Green Algorithmic Governance: Designing Ethical AI Policies For Environmental Decision-Making In Corporations
DOI:
https://doi.org/10.64252/ndjqed24Keywords:
Green Algorithmic Governance, Ethical AI, Environmental Decision-Making, Stochastic Differential Equations, Large Deviations, Nonlinear Systems, Bifurcation Theory, Corporate Sustainability, Noise Amplification, Algorithmic Ethics.Abstract
With artificial intelligence (AI) systems playing an increasingly influential role in corporate environmental decision-making, there is an increasing sense of urgency to come up with governance structures that incorporate ethical and ecological factors. In this paper, a new model of Green Algorithmic Governance (GAG) is suggested, which will bring the development of AI policies in line with sustainability indicators, transparency tools, and regulatory observance.
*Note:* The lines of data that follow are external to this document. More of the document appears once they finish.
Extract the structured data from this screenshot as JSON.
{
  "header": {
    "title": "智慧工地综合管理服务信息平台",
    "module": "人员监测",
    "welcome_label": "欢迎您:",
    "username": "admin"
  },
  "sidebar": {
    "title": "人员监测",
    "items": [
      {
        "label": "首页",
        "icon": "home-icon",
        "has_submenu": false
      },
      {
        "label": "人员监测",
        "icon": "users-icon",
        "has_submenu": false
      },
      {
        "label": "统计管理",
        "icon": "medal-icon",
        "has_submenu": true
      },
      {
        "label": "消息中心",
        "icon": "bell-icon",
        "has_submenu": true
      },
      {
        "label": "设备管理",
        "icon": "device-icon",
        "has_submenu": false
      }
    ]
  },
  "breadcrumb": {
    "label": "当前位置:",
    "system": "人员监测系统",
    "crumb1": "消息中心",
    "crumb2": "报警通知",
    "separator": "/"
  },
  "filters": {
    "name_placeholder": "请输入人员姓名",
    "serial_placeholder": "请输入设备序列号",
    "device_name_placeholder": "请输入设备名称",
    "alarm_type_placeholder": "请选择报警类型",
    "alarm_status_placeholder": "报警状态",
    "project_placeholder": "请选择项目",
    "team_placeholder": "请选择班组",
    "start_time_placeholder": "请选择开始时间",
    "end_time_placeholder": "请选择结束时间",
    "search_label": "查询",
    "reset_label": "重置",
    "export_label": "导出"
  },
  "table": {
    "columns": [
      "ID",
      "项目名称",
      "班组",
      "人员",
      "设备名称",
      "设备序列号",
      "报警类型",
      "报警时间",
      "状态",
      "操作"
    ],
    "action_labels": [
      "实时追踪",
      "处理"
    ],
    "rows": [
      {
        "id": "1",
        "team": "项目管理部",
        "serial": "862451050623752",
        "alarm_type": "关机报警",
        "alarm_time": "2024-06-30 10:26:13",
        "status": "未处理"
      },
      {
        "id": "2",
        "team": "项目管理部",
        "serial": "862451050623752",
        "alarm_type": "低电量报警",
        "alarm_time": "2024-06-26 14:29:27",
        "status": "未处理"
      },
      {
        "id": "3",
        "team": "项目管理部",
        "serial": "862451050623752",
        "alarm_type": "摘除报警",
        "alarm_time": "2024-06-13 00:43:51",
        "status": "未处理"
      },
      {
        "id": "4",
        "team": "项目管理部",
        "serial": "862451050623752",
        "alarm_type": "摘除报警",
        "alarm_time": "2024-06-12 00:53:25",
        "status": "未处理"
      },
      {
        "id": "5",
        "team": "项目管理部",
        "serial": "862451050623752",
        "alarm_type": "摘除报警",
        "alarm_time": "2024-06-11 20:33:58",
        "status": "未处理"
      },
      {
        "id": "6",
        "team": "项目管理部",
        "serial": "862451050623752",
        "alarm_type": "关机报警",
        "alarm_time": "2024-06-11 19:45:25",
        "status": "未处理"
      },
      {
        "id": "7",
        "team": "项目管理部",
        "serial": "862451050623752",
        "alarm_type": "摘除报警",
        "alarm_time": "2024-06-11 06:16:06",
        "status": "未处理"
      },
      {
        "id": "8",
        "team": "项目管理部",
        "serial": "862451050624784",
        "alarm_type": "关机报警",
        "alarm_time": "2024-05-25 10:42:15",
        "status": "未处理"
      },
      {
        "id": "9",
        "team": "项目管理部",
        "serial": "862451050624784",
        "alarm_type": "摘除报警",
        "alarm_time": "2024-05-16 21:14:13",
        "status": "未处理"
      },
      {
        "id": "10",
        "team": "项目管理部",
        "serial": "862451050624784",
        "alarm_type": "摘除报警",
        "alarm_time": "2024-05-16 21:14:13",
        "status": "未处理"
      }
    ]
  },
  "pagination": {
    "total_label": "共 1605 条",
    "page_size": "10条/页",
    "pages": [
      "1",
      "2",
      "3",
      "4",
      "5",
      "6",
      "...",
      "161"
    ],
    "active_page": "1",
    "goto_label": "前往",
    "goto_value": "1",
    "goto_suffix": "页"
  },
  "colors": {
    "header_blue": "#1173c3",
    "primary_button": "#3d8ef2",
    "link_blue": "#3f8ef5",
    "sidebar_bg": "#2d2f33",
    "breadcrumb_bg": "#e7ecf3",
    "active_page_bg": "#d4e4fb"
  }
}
The research builds on stochastic differential equations (SDEs) and bifurcation theory to model how algorithmic fluctuations and systemic shocks to the environment influence environmental compliance choices in corporations. The simulation findings in various industries, especially energy and manufacturing industries, show the influence of noise amplification and nonlinear feedback loops on corporate behavior at varying intensities of regulation. The paper provides a formal framework that can be used to assess the stability and ethical integrity of AI-enabled environmental decision-making by integrating notions of stochastic resonance and the large deviation theory. The results indicate that applying ethical algorithms to dynamic modeling has the potential to enhance regulatory compliance and ecological performance, particularly when implemented in corporately controlled adaptive systems.